TAIPEI / LONDON (CNA) — The BBC has pulled a story saying that a British woman was being “incarcerated” in quarantine in Taiwan amid the global new coronavirus disease (COVID-19) outbreak, a story that was apparently written without the woman’s knowledge.
The story quickly went viral on social media after it was published Thursday, but the BBC pulled the story early Friday morning Taiwan time without any explanation after it faced a strong backlash on social media.
It’s depiction of the conditions Natalie Dawson faced while quarantined at a repurposed school dormitory in Hualien was entirely based on her mother’s account, which was disputed by Taiwanese officials.
CNA has tried without success to contact Dawson, and the Hualien County Health Bureau, which has met with her, said it would not be convenient to contact her while she was in quarantine.
It did release a text message from Dawson with her permission in which she expressed regret over the incident but said she had no idea a story was being done.
“I’m sure you have seen the BBC. I am sorry if you have read it. I didn’t know anything about it until today,” she told the health bureau.
“I appreciate what you have done for myself and Rohan and I can only apologize. I am doing what I can to get it taken down as soon as possible.”

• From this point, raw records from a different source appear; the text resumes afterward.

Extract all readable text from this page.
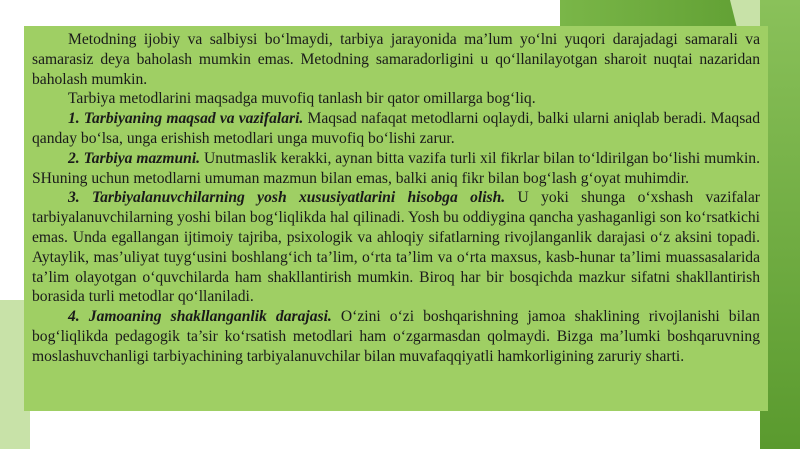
Metodning ijobiy va salbiysi bo‘lmaydi, tarbiya jarayonida ma’lum yo‘lni yuqori darajadagi samarali va samarasiz deya baholash mumkin emas. Metodning samaradorligini u qo‘llanilayotgan sharoit nuqtai nazaridan baholash mumkin.

Tarbiya metodlarini maqsadga muvofiq tanlash bir qator omillarga bog‘liq.

1. Tarbiyaning maqsad va vazifalari. Maqsad nafaqat metodlarni oqlaydi, balki ularni aniqlab beradi. Maqsad qanday bo‘lsa, unga erishish metodlari unga muvofiq bo‘lishi zarur.

2. Tarbiya mazmuni. Unutmaslik kerakki, aynan bitta vazifa turli xil fikrlar bilan to‘ldirilgan bo‘lishi mumkin. SHuning uchun metodlarni umuman mazmun bilan emas, balki aniq fikr bilan bog‘lash g‘oyat muhimdir.

3. Tarbiyalanuvchilarning yosh xususiyatlarini hisobga olish. U yoki shunga o‘xshash vazifalar tarbiyalanuvchilarning yoshi bilan bog‘liqlikda hal qilinadi. Yosh bu oddiygina qancha yashaganligi son ko‘rsatkichi emas. Unda egallangan ijtimoiy tajriba, psixologik va ahloqiy sifatlarning rivojlanganlik darajasi o‘z aksini topadi. Aytaylik, mas’uliyat tuyg‘usini boshlang‘ich ta’lim, o‘rta ta’lim va o‘rta maxsus, kasb-hunar ta’limi muassasalarida ta’lim olayotgan o‘quvchilarda ham shakllantirish mumkin. Biroq har bir bosqichda mazkur sifatni shakllantirish borasida turli metodlar qo‘llaniladi.

4. Jamoaning shakllanganlik darajasi. O‘zini o‘zi boshqarishning jamoa shaklining rivojlanishi bilan bog‘liqlikda pedagogik ta’sir ko‘rsatish metodlari ham o‘zgarmasdan qolmaydi. Bizga ma’lumki boshqaruvning moslashuvchanligi tarbiyachining tarbiyalanuvchilar bilan muvafaqqiyatli hamkorligining zaruriy sharti.
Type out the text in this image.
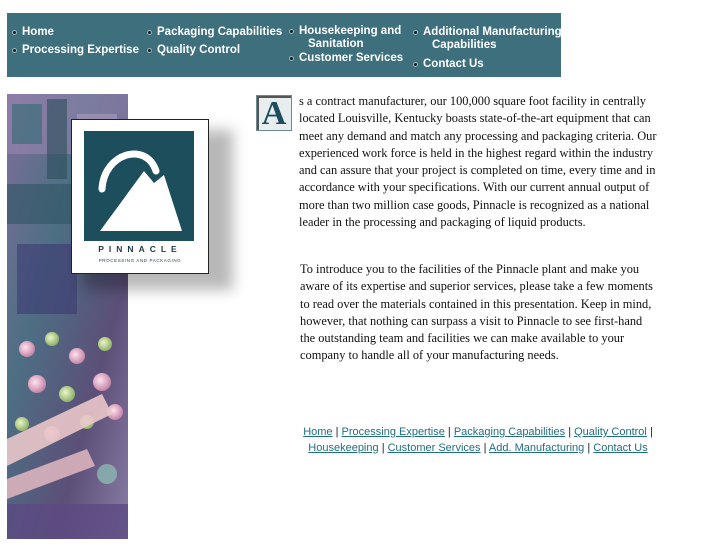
Home
Processing Expertise
Packaging Capabilities
Quality Control
Housekeeping and
Sanitation
Customer Services
Additional Manufacturing
Capabilities
Contact Us
PINNACLE
PROCESSING AND PACKAGING
A	s a contract manufacturer, our 100,000 square foot facility in centrally located Louisville, Kentucky boasts state-of-the-art equipment that can meet any demand and match any processing and packaging criteria. Our experienced work force is held in the highest regard within the industry and can assure that your project is completed on time, every time and in accordance with your specifications. With our current annual output of more than two million case goods, Pinnacle is recognized as a national leader in the processing and packaging of liquid products.
To introduce you to the facilities of the Pinnacle plant and make you aware of its expertise and superior services, please take a few moments to read over the materials contained in this presentation. Keep in mind, however, that nothing can surpass a visit to Pinnacle to see first-hand the outstanding team and facilities we can make available to your company to handle all of your manufacturing needs.
Home | Processing Expertise | Packaging Capabilities | Quality Control |
Housekeeping | Customer Services | Add. Manufacturing | Contact Us
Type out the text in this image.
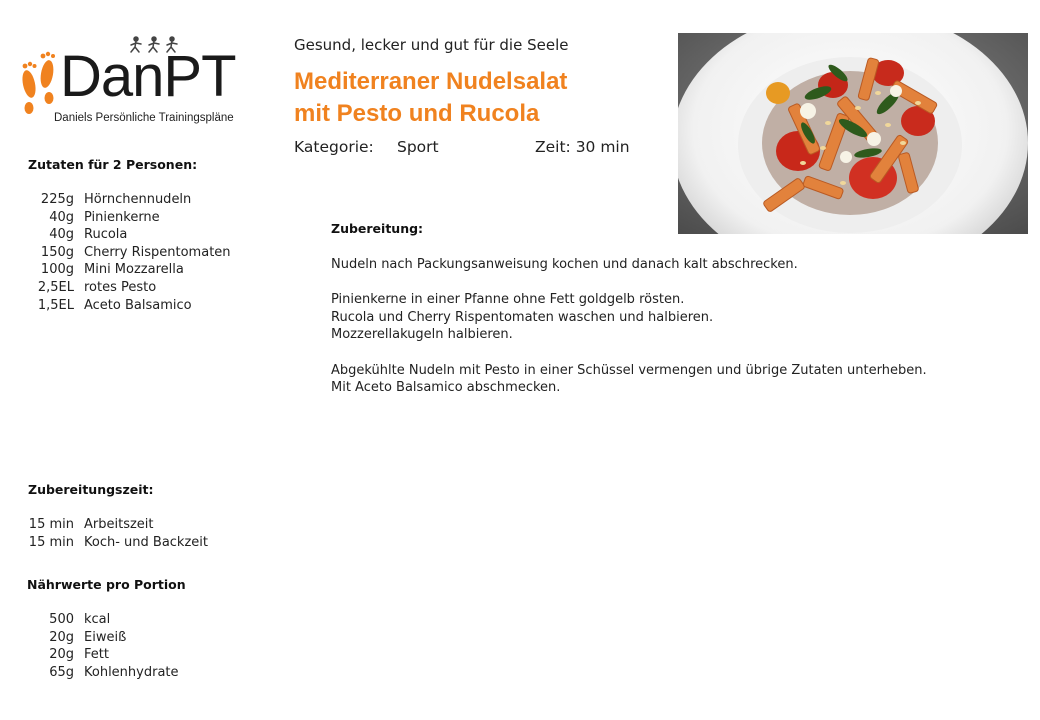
DanPT
Daniels Persönliche Trainingspläne
Gesund, lecker und gut für die Seele
Mediterraner Nudelsalat
mit Pesto und Rucola
Kategorie: Sport	Zeit: 30 min
Zutaten für 2 Personen:
225g Hörnchennudeln
40g Pinienkerne
40g Rucola
150g Cherry Rispentomaten
100g Mini Mozzarella
2,5EL rotes Pesto
1,5EL Aceto Balsamico
Zubereitungszeit:
15 min Arbeitszeit
15 min Koch- und Backzeit
Nährwerte pro Portion
500 kcal
20g Eiweiß
20g Fett
65g Kohlenhydrate
Zubereitung:

Nudeln nach Packungsanweisung kochen und danach kalt abschrecken.

Pinienkerne in einer Pfanne ohne Fett goldgelb rösten.
Rucola und Cherry Rispentomaten waschen und halbieren.
Mozzerellakugeln halbieren.

Abgekühlte Nudeln mit Pesto in einer Schüssel vermengen und übrige Zutaten unterheben.
Mit Aceto Balsamico abschmecken.
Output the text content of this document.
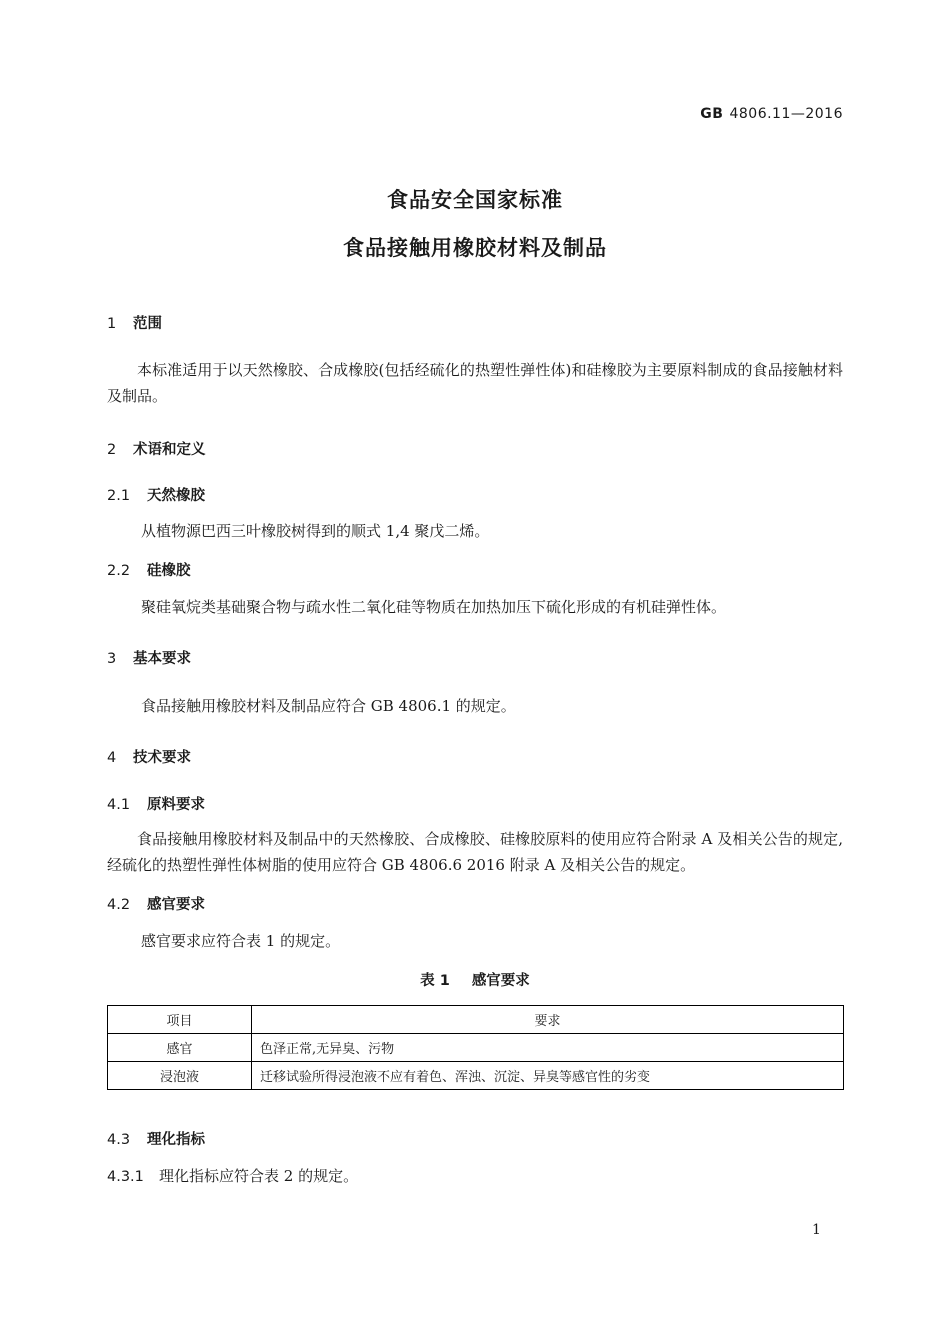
GB 4806.11—2016
食品安全国家标准
食品接触用橡胶材料及制品
1 范围
本标准适用于以天然橡胶、合成橡胶(包括经硫化的热塑性弹性体)和硅橡胶为主要原料制成的食品接触材料及制品。
2 术语和定义
2.1 天然橡胶
从植物源巴西三叶橡胶树得到的顺式 1,4 聚戊二烯。
2.2 硅橡胶
聚硅氧烷类基础聚合物与疏水性二氧化硅等物质在加热加压下硫化形成的有机硅弹性体。
3 基本要求
食品接触用橡胶材料及制品应符合 GB 4806.1 的规定。
4 技术要求
4.1 原料要求
食品接触用橡胶材料及制品中的天然橡胶、合成橡胶、硅橡胶原料的使用应符合附录 A 及相关公告的规定,经硫化的热塑性弹性体树脂的使用应符合 GB 4806.6 2016 附录 A 及相关公告的规定。
4.2 感官要求
感官要求应符合表 1 的规定。
表 1 感官要求
项目	要求
感官	色泽正常,无异臭、污物
浸泡液	迁移试验所得浸泡液不应有着色、浑浊、沉淀、异臭等感官性的劣变
4.3 理化指标
4.3.1 理化指标应符合表 2 的规定。
1
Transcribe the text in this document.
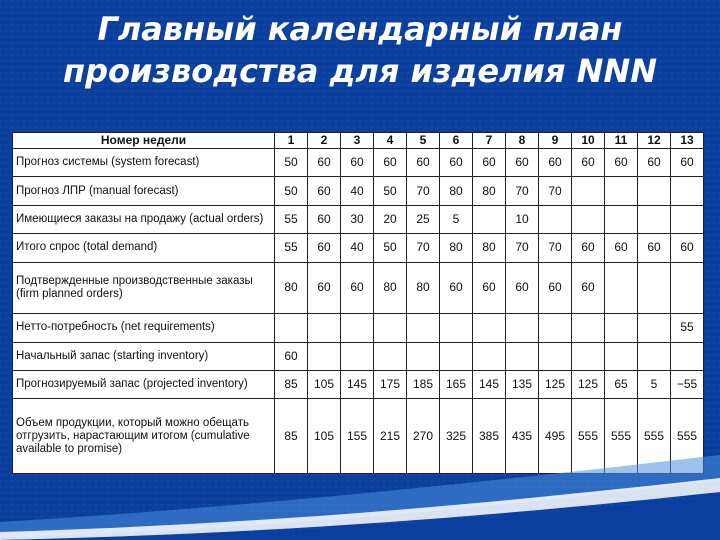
Главный календарный план
производства для изделия NNN
Номер недели	1	2	3	4	5	6	7	8	9	10	11	12	13
Прогноз системы (system forecast)	50	60	60	60	60	60	60	60	60	60	60	60	60
Прогноз ЛПР (manual forecast)	50	60	40	50	70	80	80	70	70				
Имеющиеся заказы на продажу (actual orders)	55	60	30	20	25	5		10					
Итого спрос (total demand)	55	60	40	50	70	80	80	70	70	60	60	60	60
Подтвержденные производственные заказы (firm planned orders)	80	60	60	80	80	60	60	60	60	60			
Нетто-потребность (net requirements)													55
Начальный запас (starting inventory)	60												
Прогнозируемый запас (projected inventory)	85	105	145	175	185	165	145	135	125	125	65	5	−55
Объем продукции, который можно обещать отгрузить, нарастающим итогом (cumulative available to promise)	85	105	155	215	270	325	385	435	495	555	555	555	555
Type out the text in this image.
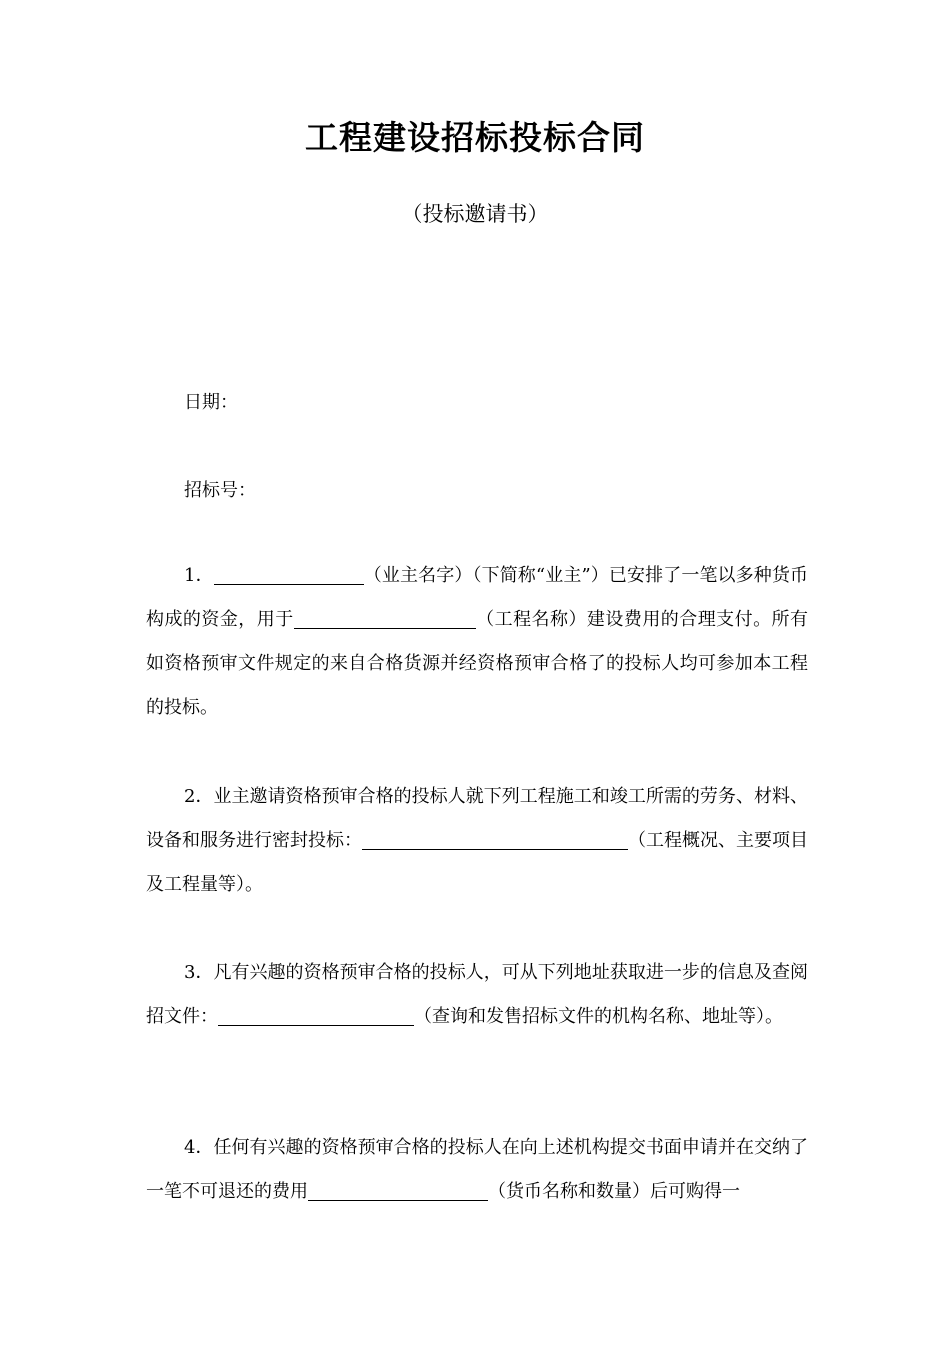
工程建设招标投标合同
（投标邀请书）
日期：
招标号：
1．	（业主名字）（下简称“业主”）已安排了一笔以多种货币构成的资金，用于	（工程名称）建设费用的合理支付。所有如资格预审文件规定的来自合格货源并经资格预审合格了的投标人均可参加本工程的投标。
2．业主邀请资格预审合格的投标人就下列工程施工和竣工所需的劳务、材料、设备和服务进行密封投标：	（工程概况、主要项目及工程量等）。
3．凡有兴趣的资格预审合格的投标人，可从下列地址获取进一步的信息及查阅招文件：	（查询和发售招标文件的机构名称、地址等）。
4．任何有兴趣的资格预审合格的投标人在向上述机构提交书面申请并在交纳了一笔不可退还的费用	（货币名称和数量）后可购得一
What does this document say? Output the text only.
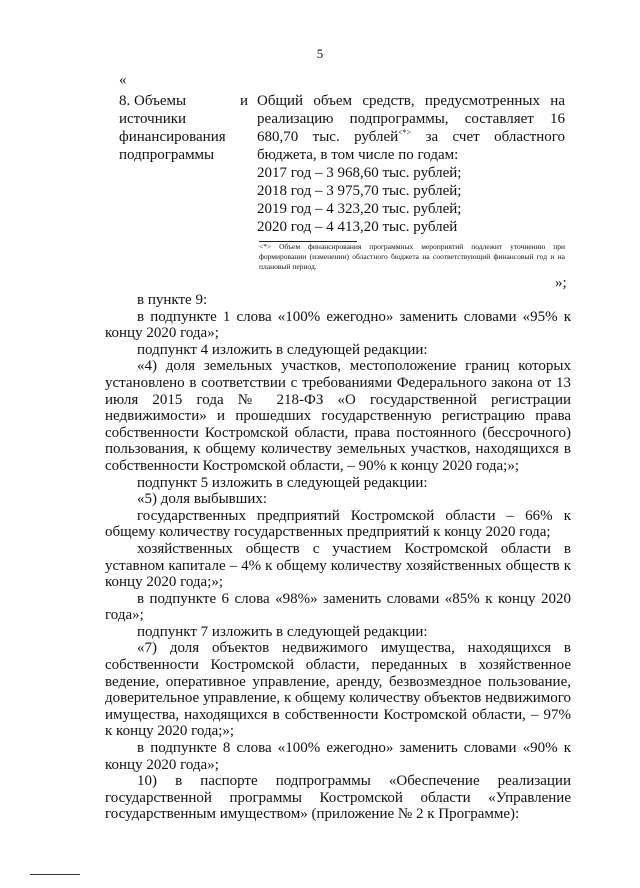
5
«
8. Объемы
источники
финансирования
подпрограммы
и Общий объем средств, предусмотренных на реализацию подпрограммы, составляет 16 680,70 тыс. рублей<*> за счет областного бюджета, в том числе по годам:
2017 год – 3 968,60 тыс. рублей;
2018 год – 3 975,70 тыс. рублей;
2019 год – 4 323,20 тыс. рублей;
2020 год – 4 413,20 тыс. рублей
<*> Объем финансирования программных мероприятий подлежит уточнению при формировании (изменении) областного бюджета на соответствующий финансовый год и на плановый период.
»;

в пункте 9:

в подпункте 1 слова «100% ежегодно» заменить словами «95% к концу 2020 года»;

подпункт 4 изложить в следующей редакции:

«4) доля земельных участков, местоположение границ которых установлено в соответствии с требованиями Федерального закона от 13 июля 2015 года № 218-ФЗ «О государственной регистрации недвижимости» и прошедших государственную регистрацию права собственности Костромской области, права постоянного (бессрочного) пользования, к общему количеству земельных участков, находящихся в собственности Костромской области, – 90% к концу 2020 года;»;

подпункт 5 изложить в следующей редакции:

«5) доля выбывших:

государственных предприятий Костромской области – 66% к общему количеству государственных предприятий к концу 2020 года;

хозяйственных обществ с участием Костромской области в уставном капитале – 4% к общему количеству хозяйственных обществ к концу 2020 года;»;

в подпункте 6 слова «98%» заменить словами «85% к концу 2020 года»;

подпункт 7 изложить в следующей редакции:

«7) доля объектов недвижимого имущества, находящихся в собственности Костромской области, переданных в хозяйственное ведение, оперативное управление, аренду, безвозмездное пользование, доверительное управление, к общему количеству объектов недвижимого имущества, находящихся в собственности Костромской области, – 97% к концу 2020 года;»;

в подпункте 8 слова «100% ежегодно» заменить словами «90% к концу 2020 года»;

10) в паспорте подпрограммы «Обеспечение реализации государственной программы Костромской области «Управление государственным имуществом» (приложение № 2 к Программе):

She is in quarantine in separate quarters with her Australian partner Rohan Pixley after the two arrived in Taiwan on March 14 for a stop in Taiwan before heading on to Australia and were required to go into quarantine for 14 days.
Chung Mei-chu (鍾美珠), the health bureau’s deputy chief, said Friday the two are scheduled to be released from quarantine on Saturday at precisely 11:59 p.m.
Due to the late hour at which they are to be released and the long distance between the quarantine facility and downtown Hualien, health officials will drop them off at the Hualien train station, she said.
The bureau will also explain to her how to seek government compensation of NT$1,000 per day for the period spent in quarantine.
According to Chu, individuals, whether Taiwanese or foreign nationals, subject to home isolation or home quarantine for 14 days to prevent the spread of the coronavirus are entitled to monetary compensation for the constraints on their movements.